There’s another big lie for you. How can anyone describe a four-year period of the savagery of war as ‘great’? Of course, it was only a Great War until the United States entered the conflict, which was then quickly boosted to World War status.
In the four years of conflict, tens of millions of people died in battle and other ravages, such as disease. I find it impossible to detect any greatness in these events.
However, I digress. If there was anything truly great about the war, it was the great debt which piled up and had to be repaid to foreign sources, such as the United States. The sale of war bonds hadn’t made much of a mark on the outstanding totals and the government was left to find ways to satisfy the debts.
The First World War was billed as the war to end all wars, but that was a lie just the same as income tax was a temporary measure to pay off war debts. Wars continue to be waged today and income tax also continues unabated.
Sir Robert Borden, a man who could never make up his mind if he was a Laurier Liberal or some sort of Conservative, led the federal government to impose the odious measure of income tax. In any event, income tax was introduced shortly after the end of the war as a temporary measure to pay off the war debts.
That must have been one hell of a debt because we’re apparently still paying it. I mean, after all, if the debt was paid, wouldn’t the government quit collecting the tax?
Most Canadians don’t relish the thought of coughing up hard earned money to keep the country moving and pay for whatever is perceived as public need, although we seldom object too loudly. But Borden’s little lie has gone on long enough.
Our patience has worn thin now that the original intent and purpose of income tax has long since passed, while the extent and breadth of income tax regulations and demands continue to expand.
I’m sure I’m not the only one who can remember when our income tax return form was a simple two-sided sheet of paper, 8.5 inches by 11 inches in size. There was a separate page with all the applicable tax tables for various income levels. The deductions and calculations could easily be done by even elementary school students.
Boy, how that has changed. The income tax reporting package for ordinary Canadian taxpayers is now comprised of two separate booklets with a total of 80 pages. For anyone lacking considerable reading perception skills, filling out income tax forms has become a Herculean task.

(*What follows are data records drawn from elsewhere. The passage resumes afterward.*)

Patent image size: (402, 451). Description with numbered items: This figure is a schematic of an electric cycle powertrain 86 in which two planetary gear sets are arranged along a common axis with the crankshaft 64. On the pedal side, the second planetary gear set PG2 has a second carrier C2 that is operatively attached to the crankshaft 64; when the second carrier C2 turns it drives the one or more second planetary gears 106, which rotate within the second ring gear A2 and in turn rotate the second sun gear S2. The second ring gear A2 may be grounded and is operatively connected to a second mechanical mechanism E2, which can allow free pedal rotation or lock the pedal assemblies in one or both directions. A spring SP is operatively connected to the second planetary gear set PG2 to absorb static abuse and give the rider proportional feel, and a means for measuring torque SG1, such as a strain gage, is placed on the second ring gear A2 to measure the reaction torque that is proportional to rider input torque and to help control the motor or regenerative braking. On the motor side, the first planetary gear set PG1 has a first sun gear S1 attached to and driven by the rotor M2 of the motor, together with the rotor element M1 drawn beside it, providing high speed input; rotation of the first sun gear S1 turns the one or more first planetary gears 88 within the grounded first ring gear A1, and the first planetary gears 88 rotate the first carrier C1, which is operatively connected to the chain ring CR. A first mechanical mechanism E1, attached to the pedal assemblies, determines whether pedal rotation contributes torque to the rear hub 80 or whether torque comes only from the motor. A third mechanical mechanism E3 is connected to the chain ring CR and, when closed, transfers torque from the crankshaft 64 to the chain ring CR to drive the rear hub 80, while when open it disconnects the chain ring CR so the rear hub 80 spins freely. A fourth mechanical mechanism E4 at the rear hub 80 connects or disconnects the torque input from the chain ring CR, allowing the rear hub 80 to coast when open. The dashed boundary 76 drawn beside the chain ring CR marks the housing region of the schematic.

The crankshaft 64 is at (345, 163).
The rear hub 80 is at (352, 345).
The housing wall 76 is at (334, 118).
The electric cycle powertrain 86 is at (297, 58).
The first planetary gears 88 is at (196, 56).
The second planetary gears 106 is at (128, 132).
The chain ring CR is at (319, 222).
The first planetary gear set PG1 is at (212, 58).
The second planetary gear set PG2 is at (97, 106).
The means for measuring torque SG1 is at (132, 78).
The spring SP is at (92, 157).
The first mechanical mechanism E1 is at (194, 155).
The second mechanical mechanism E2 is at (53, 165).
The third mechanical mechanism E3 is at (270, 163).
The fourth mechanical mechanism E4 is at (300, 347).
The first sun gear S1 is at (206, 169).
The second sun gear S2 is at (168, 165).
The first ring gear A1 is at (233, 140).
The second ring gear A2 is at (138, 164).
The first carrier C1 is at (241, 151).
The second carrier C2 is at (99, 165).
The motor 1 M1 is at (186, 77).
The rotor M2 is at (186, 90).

Many people have simply given up any attempt to do their own income tax and have turned the job over to income tax specialists and professional tax accountants.
It seems that the imposition and collection of income tax has become one of Canada’s largest industries.
Indeed, the income tax industry has become almost more important than the revenue it generates.
Finally, much like many of you who will file their income tax returns late, this is being published after tax return deadlines.
The way I see it, I don’t owe the government anything, so why make it easy and file everything according to their timetable.
– Sandy Macdougall is a retired journalist and former city councillor.